Closed ganler closed 4 years ago
In BytePS, the servers are bandwidth or CPU servers. (for other systems, they may directly use a GPU as a server)
Fully utilize CPU-GPU + GPU-GPU bandwidth + CPU utilization.
Key idea: Combine PS + All-Reduce.
Observation: As is said in BytePS, the bottleneck of collective communication is CPU-PICe data transfer. (CPU0-P0)
For naive all-reduce, there's (N-1) / k communication workload in the bottleneck.
Step 1: Local Reduce-Scatter:
We do only 1 round of All-reduce locally:
GPUs(say there're k GPUs) using the same PCIe switch talk to each other. i.e., device N send 1 over N of its gradients to device N+1. Then each device holds M/k merged gradients.

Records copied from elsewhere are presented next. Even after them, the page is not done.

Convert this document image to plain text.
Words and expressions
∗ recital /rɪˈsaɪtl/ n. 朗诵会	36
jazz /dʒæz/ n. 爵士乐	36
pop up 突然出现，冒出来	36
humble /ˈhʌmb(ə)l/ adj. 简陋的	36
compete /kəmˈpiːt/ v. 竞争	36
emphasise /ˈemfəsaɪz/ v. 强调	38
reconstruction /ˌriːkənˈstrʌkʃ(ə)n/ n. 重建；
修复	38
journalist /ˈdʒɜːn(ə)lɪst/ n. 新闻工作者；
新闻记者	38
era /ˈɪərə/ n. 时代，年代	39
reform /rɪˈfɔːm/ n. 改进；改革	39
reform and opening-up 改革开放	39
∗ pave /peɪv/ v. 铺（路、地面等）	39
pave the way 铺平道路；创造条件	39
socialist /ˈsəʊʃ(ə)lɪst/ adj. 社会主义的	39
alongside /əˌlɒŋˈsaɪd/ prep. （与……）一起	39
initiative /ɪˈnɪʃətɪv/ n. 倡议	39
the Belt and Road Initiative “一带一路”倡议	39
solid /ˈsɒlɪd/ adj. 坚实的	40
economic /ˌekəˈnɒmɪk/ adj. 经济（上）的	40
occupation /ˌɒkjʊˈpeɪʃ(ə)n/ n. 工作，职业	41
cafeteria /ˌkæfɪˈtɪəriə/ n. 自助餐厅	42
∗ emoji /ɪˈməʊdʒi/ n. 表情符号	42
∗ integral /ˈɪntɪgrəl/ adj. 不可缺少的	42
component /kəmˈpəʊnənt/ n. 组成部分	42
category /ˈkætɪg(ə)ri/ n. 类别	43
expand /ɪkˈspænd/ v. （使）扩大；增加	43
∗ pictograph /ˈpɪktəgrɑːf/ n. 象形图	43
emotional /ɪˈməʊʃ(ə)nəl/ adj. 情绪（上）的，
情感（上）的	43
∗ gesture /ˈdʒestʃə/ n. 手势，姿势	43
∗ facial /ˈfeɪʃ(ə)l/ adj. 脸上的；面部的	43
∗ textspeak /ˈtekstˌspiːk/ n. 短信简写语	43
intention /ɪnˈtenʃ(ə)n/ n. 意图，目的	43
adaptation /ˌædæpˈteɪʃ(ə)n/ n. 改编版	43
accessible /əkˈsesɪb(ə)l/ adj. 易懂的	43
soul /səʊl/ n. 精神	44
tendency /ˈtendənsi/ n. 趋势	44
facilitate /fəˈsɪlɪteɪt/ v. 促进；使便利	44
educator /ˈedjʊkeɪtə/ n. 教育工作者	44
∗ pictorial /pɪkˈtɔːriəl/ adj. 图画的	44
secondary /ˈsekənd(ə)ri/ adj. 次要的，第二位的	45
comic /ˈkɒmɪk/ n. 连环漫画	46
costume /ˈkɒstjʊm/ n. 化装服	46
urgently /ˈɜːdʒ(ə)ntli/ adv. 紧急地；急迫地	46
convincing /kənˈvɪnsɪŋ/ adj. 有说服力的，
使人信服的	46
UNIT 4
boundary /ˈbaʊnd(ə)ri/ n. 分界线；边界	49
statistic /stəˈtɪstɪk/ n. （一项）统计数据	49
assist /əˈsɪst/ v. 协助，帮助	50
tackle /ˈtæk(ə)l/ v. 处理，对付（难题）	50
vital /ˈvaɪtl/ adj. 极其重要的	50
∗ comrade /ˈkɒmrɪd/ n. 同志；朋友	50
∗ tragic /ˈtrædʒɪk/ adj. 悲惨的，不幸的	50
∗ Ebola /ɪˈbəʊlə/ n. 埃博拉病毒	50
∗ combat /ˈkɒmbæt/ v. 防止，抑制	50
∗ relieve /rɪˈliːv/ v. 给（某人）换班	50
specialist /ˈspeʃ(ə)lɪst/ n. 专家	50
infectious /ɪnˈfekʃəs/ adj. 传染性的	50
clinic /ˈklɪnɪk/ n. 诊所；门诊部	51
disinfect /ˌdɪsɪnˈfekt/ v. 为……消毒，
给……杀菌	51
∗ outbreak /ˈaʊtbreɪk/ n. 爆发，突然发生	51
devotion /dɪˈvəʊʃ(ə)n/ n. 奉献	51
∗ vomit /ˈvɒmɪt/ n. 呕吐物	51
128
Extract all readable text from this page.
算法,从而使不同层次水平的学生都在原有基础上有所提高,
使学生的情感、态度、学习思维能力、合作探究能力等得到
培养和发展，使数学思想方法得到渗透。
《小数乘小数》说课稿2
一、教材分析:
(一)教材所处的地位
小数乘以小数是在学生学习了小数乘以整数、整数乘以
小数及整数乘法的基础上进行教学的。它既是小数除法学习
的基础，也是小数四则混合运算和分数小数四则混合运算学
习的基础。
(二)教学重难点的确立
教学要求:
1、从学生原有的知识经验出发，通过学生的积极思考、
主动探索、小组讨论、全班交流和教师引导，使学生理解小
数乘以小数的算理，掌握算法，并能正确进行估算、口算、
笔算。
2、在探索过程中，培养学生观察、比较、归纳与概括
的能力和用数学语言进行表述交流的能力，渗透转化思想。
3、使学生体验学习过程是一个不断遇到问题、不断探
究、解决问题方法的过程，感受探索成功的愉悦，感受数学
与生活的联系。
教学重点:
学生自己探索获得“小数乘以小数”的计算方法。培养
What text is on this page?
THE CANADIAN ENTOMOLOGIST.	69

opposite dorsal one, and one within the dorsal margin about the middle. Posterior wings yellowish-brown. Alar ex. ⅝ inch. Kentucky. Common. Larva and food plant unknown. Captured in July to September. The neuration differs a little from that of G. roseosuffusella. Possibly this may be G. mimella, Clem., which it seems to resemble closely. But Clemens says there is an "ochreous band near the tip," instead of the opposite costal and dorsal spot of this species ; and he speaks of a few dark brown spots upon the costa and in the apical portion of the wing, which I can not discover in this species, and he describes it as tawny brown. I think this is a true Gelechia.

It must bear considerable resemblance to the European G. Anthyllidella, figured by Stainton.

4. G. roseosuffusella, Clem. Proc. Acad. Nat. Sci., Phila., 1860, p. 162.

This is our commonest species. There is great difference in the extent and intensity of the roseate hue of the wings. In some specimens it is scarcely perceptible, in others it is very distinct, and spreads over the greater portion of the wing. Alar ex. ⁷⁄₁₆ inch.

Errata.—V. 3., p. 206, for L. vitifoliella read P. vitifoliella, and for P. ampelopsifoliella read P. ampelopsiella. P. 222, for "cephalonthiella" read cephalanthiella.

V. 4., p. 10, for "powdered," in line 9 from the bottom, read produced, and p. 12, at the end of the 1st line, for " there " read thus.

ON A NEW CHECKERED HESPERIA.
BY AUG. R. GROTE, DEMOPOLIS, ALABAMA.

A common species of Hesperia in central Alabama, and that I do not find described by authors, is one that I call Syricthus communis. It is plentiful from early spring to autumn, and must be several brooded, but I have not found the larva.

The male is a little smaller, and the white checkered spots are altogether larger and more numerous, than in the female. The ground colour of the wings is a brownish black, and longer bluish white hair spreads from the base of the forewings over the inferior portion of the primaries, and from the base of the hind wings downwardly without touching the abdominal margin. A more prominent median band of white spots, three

Step 2: merged grad => host memory
Step 3: QPI merge
Thus (N-1)/k => 1/k * k = 1 (N is the number of total GPUs. k is the number of GPUs in one group)
Current optimzation methods are usually considered heavy for CPU processors. So what does the optimization step typically do?
Sum is easy for CPU as instructions like AVX is optimized for such workloads. However, the update stage is too heavy for CPUs. Thus, BytePS proposed the Summation Service as the server in the PS architecture. (i.e., move the heavy computing part to powerful GPUs, and only use CPUs to perform sum operations)
Thus: CPUs and GPUs provide different kinds of services. i.e., do things they are good at.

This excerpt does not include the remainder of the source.